20 aprile 2018
Aggiornato 18:00
Piazza San Carlo

Chiuse le indagini per piazza San Carlo, Appendino: «Resto a disposizione della magistratura»

I magistrati hanno iniziato a notificare gli avvisi ad alcuni indagati, mentre altre posizioni potrebbero essere stralciate

Piazza San Carlo, la notte del 3 giugno (© ANSA)

TORINO - Chiuse le indagini sulla notte di piazza San Carlo. A distanza di dieci mesi da quella terribile notte costata la vita a Erica Pioletti, capace di portare al ferimento di 1526 persone, la Procura di Torino ha chiuso formalmente le indagini. A questo punto i magistrati hanno iniziato a notificare gli avvisi ad alcuni indagati, che in una fase iniziale erano ventidue. Secondo indiscrezioni trapelate in ambienti giudiziari sarebbero stati operati degli stralci di alcune posizioni: questo di norma è il preludio per una richiesta di archiviazione.

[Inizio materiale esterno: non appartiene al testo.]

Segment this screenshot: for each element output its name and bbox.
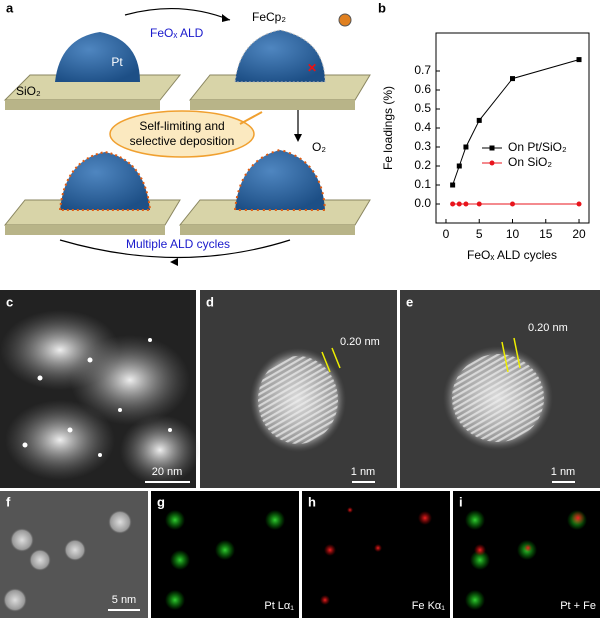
- marker: [450, 201, 456, 207]
- line-chart: b FeOₓ ALD cycles Fe loadings (%) 0 5 10 15…: [378, 0, 590, 262]
- scale-label: 20 nm: [152, 466, 183, 478]
- legend-marker: [489, 160, 495, 166]
- scheme: ✕ a Pt SiO₂ FeOₓ ALD FeCp₂ Self-limiting…: [3, 0, 371, 266]
- y-tick-label: 0.1: [414, 177, 431, 191]
- marker: [450, 182, 456, 188]
- panel-label: h: [308, 494, 316, 509]
- panel-label: f: [6, 494, 11, 509]
- y-tick-label: 0.7: [414, 63, 431, 77]
- y-tick-label: 0.6: [414, 82, 431, 96]
- ald-label: FeOₓ ALD: [150, 26, 204, 40]
- x-axis-title: FeOₓ ALD cycles: [467, 248, 557, 262]
- y-tick-label: 0.3: [414, 139, 431, 153]
- marker: [476, 201, 482, 207]
- x-tick-label: 10: [506, 227, 520, 241]
- series-line: [452, 59, 580, 186]
- eds-maps: f 5 nm g Pt Lα₁ h Fe Kα₁ i Pt + Fe: [0, 491, 600, 618]
- x-tick-label: 5: [476, 227, 483, 241]
- map-label: Pt Lα₁: [264, 600, 294, 612]
- panel-label: b: [378, 0, 386, 15]
- map-label: Pt + Fe: [560, 600, 596, 612]
- block-mark: ✕: [307, 61, 317, 75]
- scale-label: 1 nm: [551, 466, 575, 478]
- precursor-label: FeCp₂: [252, 10, 286, 24]
- y-tick-label: 0.2: [414, 158, 431, 172]
- y-tick-label: 0.0: [414, 196, 431, 210]
- panel-label: i: [459, 494, 463, 509]
- callout-text: selective deposition: [130, 134, 235, 148]
- x-tick-label: 15: [539, 227, 553, 241]
- legend-label: On SiO₂: [508, 155, 552, 169]
- marker: [510, 201, 515, 207]
- panel-label: a: [6, 0, 14, 15]
- panel-label: e: [406, 294, 413, 309]
- callout-text: Self-limiting and: [139, 119, 224, 133]
- plot-frame: [435, 32, 590, 224]
- map-label: Fe Kα₁: [412, 600, 446, 612]
- panel-label: g: [157, 494, 165, 509]
- marker: [510, 76, 515, 82]
- spacing-label: 0.20 nm: [340, 336, 380, 348]
- x-tick-label: 0: [443, 227, 450, 241]
- pt-label: Pt: [111, 55, 123, 69]
- panel-label: d: [206, 294, 214, 309]
- x-tick-label: 20: [572, 227, 586, 241]
- support-label: SiO₂: [16, 84, 41, 98]
- marker: [476, 117, 482, 123]
- marker: [576, 57, 582, 63]
- y-tick-label: 0.4: [414, 120, 431, 134]
- panel-label: c: [6, 294, 13, 309]
- marker: [463, 144, 469, 150]
- cycles-label: Multiple ALD cycles: [126, 237, 230, 251]
- legend-marker: [489, 145, 495, 151]
- oxidant-label: O₂: [312, 140, 326, 154]
- y-axis-title: Fe loadings (%): [381, 86, 395, 170]
- marker: [456, 201, 462, 207]
- scale-label: 5 nm: [112, 594, 136, 606]
- marker: [456, 163, 462, 169]
- marker: [463, 201, 469, 207]
- scale-label: 1 nm: [351, 466, 375, 478]
- spacing-label: 0.20 nm: [528, 322, 568, 334]
- marker: [576, 201, 582, 207]
- legend-label: On Pt/SiO₂: [508, 140, 567, 154]
- micrographs: c 20 nm d 0.20 nm 1 nm e 0.20 nm 1 nm: [0, 290, 600, 488]
- y-tick-label: 0.5: [414, 101, 431, 115]
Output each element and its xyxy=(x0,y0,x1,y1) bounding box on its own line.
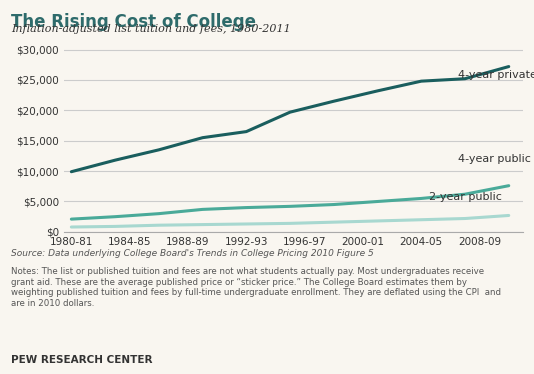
Text: Source: Data underlying College Board's Trends in College Pricing 2010 Figure 5: Source: Data underlying College Board's … xyxy=(11,249,373,258)
Text: Inflation-adjusted list tuition and fees, 1980-2011: Inflation-adjusted list tuition and fees… xyxy=(11,24,290,34)
Text: 4-year private: 4-year private xyxy=(458,70,534,80)
Text: The Rising Cost of College: The Rising Cost of College xyxy=(11,13,256,31)
Text: PEW RESEARCH CENTER: PEW RESEARCH CENTER xyxy=(11,355,152,365)
Text: 2-year public: 2-year public xyxy=(429,191,501,202)
Text: Notes: The list or published tuition and fees are not what students actually pay: Notes: The list or published tuition and… xyxy=(11,267,501,307)
Text: 4-year public: 4-year public xyxy=(458,154,531,164)
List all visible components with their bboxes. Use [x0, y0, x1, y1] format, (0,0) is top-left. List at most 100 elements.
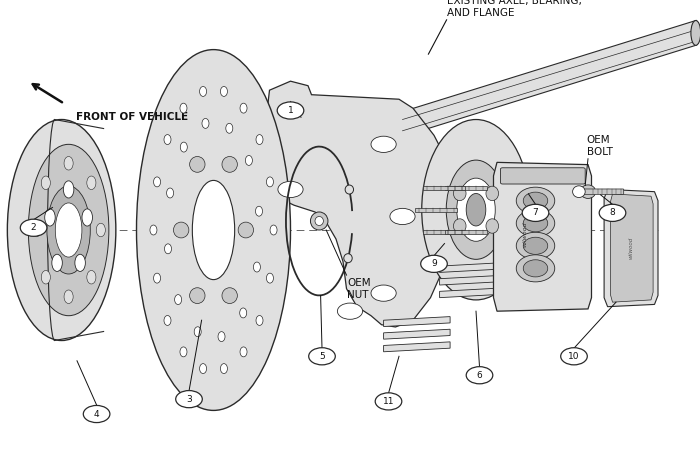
Ellipse shape	[517, 187, 554, 214]
Polygon shape	[384, 342, 450, 352]
Ellipse shape	[253, 262, 260, 272]
Circle shape	[277, 102, 304, 119]
Ellipse shape	[256, 316, 263, 326]
Ellipse shape	[64, 156, 73, 170]
Ellipse shape	[256, 134, 263, 144]
Ellipse shape	[87, 176, 96, 189]
Ellipse shape	[573, 186, 585, 198]
Circle shape	[20, 219, 47, 236]
Ellipse shape	[41, 271, 50, 284]
Ellipse shape	[240, 347, 247, 357]
Circle shape	[390, 208, 415, 225]
Circle shape	[83, 405, 110, 423]
Ellipse shape	[517, 232, 554, 259]
Ellipse shape	[63, 181, 74, 198]
Ellipse shape	[202, 119, 209, 129]
Ellipse shape	[174, 295, 181, 304]
Text: 3: 3	[186, 395, 192, 404]
Ellipse shape	[220, 364, 228, 373]
Circle shape	[278, 181, 303, 198]
Ellipse shape	[164, 316, 171, 326]
Ellipse shape	[222, 156, 237, 172]
Ellipse shape	[454, 219, 466, 233]
Ellipse shape	[190, 288, 205, 304]
Ellipse shape	[7, 120, 116, 341]
Circle shape	[309, 348, 335, 365]
Circle shape	[375, 393, 402, 410]
Ellipse shape	[311, 212, 328, 230]
Ellipse shape	[454, 186, 466, 201]
Text: OEM
NUT: OEM NUT	[347, 278, 371, 300]
Circle shape	[371, 285, 396, 301]
Ellipse shape	[174, 222, 189, 238]
Polygon shape	[384, 317, 450, 327]
FancyBboxPatch shape	[500, 168, 585, 184]
Polygon shape	[604, 189, 658, 307]
Ellipse shape	[517, 255, 554, 282]
Ellipse shape	[220, 87, 228, 97]
Ellipse shape	[47, 186, 90, 274]
Ellipse shape	[580, 185, 596, 198]
Ellipse shape	[240, 103, 247, 113]
Text: 8: 8	[610, 208, 615, 217]
Text: 11: 11	[383, 397, 394, 406]
Ellipse shape	[222, 288, 237, 304]
Circle shape	[466, 367, 493, 384]
Ellipse shape	[180, 103, 187, 113]
Circle shape	[337, 303, 363, 319]
Ellipse shape	[41, 176, 50, 189]
Ellipse shape	[193, 180, 235, 280]
Ellipse shape	[486, 186, 498, 201]
Ellipse shape	[32, 223, 41, 237]
Polygon shape	[399, 20, 696, 138]
Text: 5: 5	[319, 352, 325, 361]
Ellipse shape	[150, 225, 157, 235]
Ellipse shape	[524, 237, 547, 254]
Ellipse shape	[256, 206, 262, 216]
Circle shape	[421, 255, 447, 272]
Text: 9: 9	[431, 259, 437, 268]
Ellipse shape	[52, 254, 62, 272]
Ellipse shape	[199, 364, 206, 373]
Ellipse shape	[691, 21, 700, 45]
Ellipse shape	[75, 254, 85, 272]
Ellipse shape	[486, 219, 498, 233]
Ellipse shape	[180, 347, 187, 357]
Ellipse shape	[82, 209, 92, 226]
Ellipse shape	[466, 193, 486, 226]
Text: 1: 1	[288, 106, 293, 115]
Ellipse shape	[239, 308, 246, 318]
Ellipse shape	[238, 222, 253, 238]
Text: 7: 7	[533, 208, 538, 217]
Ellipse shape	[199, 87, 206, 97]
Ellipse shape	[345, 185, 354, 194]
Ellipse shape	[447, 160, 505, 259]
Ellipse shape	[344, 253, 352, 262]
Ellipse shape	[45, 209, 55, 226]
Ellipse shape	[194, 327, 201, 337]
Ellipse shape	[457, 178, 496, 241]
Ellipse shape	[270, 225, 277, 235]
Circle shape	[522, 204, 549, 221]
Polygon shape	[494, 162, 592, 311]
Ellipse shape	[164, 134, 171, 144]
Circle shape	[561, 348, 587, 365]
FancyBboxPatch shape	[584, 189, 624, 194]
Ellipse shape	[97, 223, 105, 237]
Ellipse shape	[167, 188, 174, 198]
Polygon shape	[266, 81, 448, 327]
Polygon shape	[424, 230, 466, 234]
Circle shape	[599, 204, 626, 221]
Polygon shape	[444, 185, 486, 189]
Circle shape	[371, 136, 396, 152]
Ellipse shape	[315, 216, 323, 226]
Polygon shape	[440, 262, 506, 272]
Ellipse shape	[226, 123, 233, 133]
Polygon shape	[424, 185, 466, 189]
Ellipse shape	[164, 244, 172, 254]
Polygon shape	[440, 288, 506, 298]
Text: wilwood: wilwood	[522, 222, 528, 247]
Ellipse shape	[28, 144, 109, 316]
Text: EXISTING AXLE, BEARING,
AND FLANGE: EXISTING AXLE, BEARING, AND FLANGE	[447, 0, 582, 18]
Text: FRONT OF VEHICLE: FRONT OF VEHICLE	[76, 112, 188, 122]
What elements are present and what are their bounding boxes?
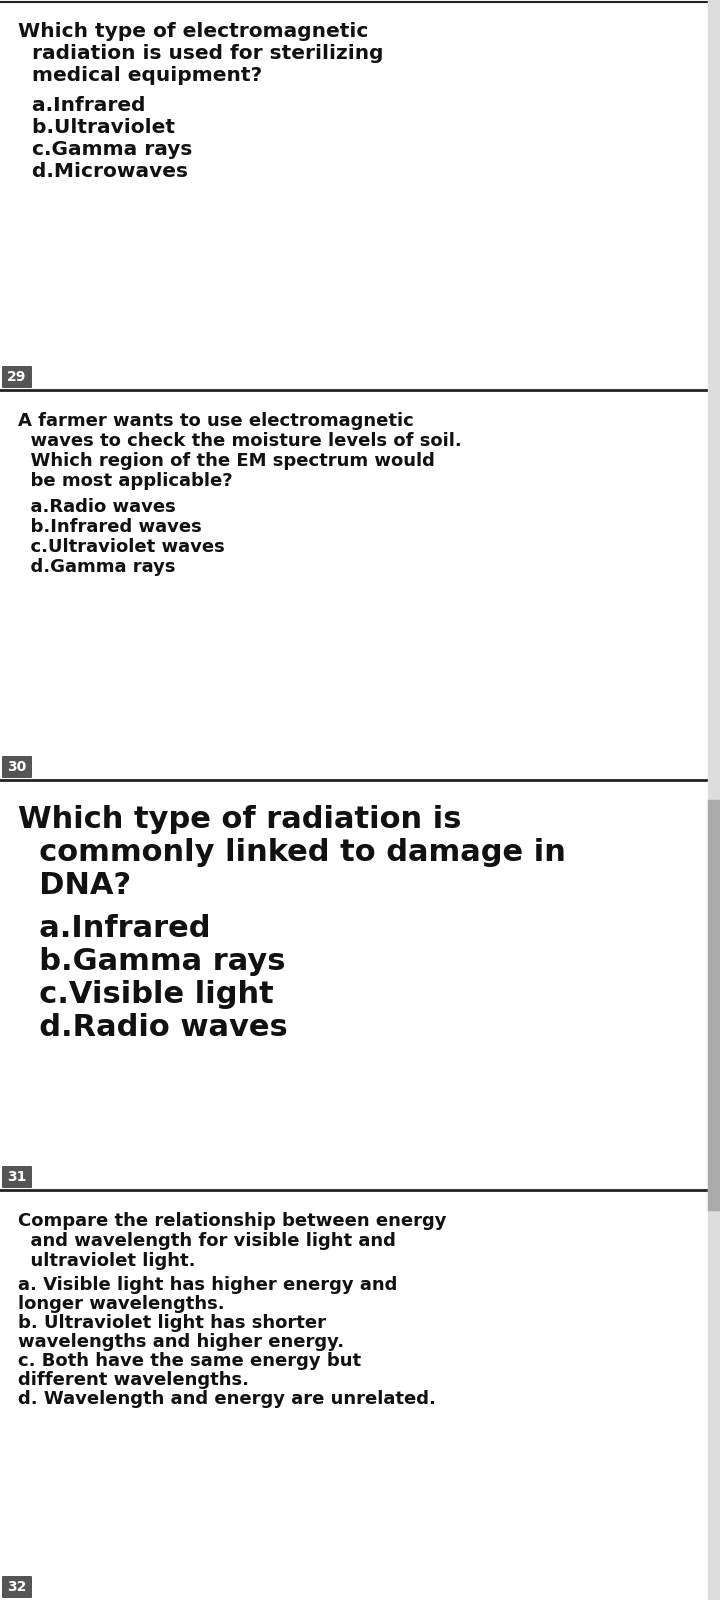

LA NOTTE DI PIAZZA SAN CARLO - I pubblici ministeri Vincenzo Pacileo e Antonio Rinaudo procedono per disastro lesioni e omicidio colposo. Fra i destinatari dell'avviso di chiusura indagini, secondo quanto si è appreso figura Paolo Giordana, all'epoca capo di gabinetto della sindaca di Torino Chiara Appendino. Proprio la sindaca, a rischio processo, ha voluto così commentare i recenti sviluppi: «Ieri sera mi è stato notificato dalla Procura di Torino l’atto con la chiusura delle indagini per piazza San Carlo. Resto a disposizione della magistratura, come lo sono sempre stata». Da valutare anche la posizione del prefetto di Torino, Renato Saccone, dell’ex questore Angelo Sanna e di altri dirigenti della polizia municipale, della commissione di vigilanza e dell’ente Turismo Torino.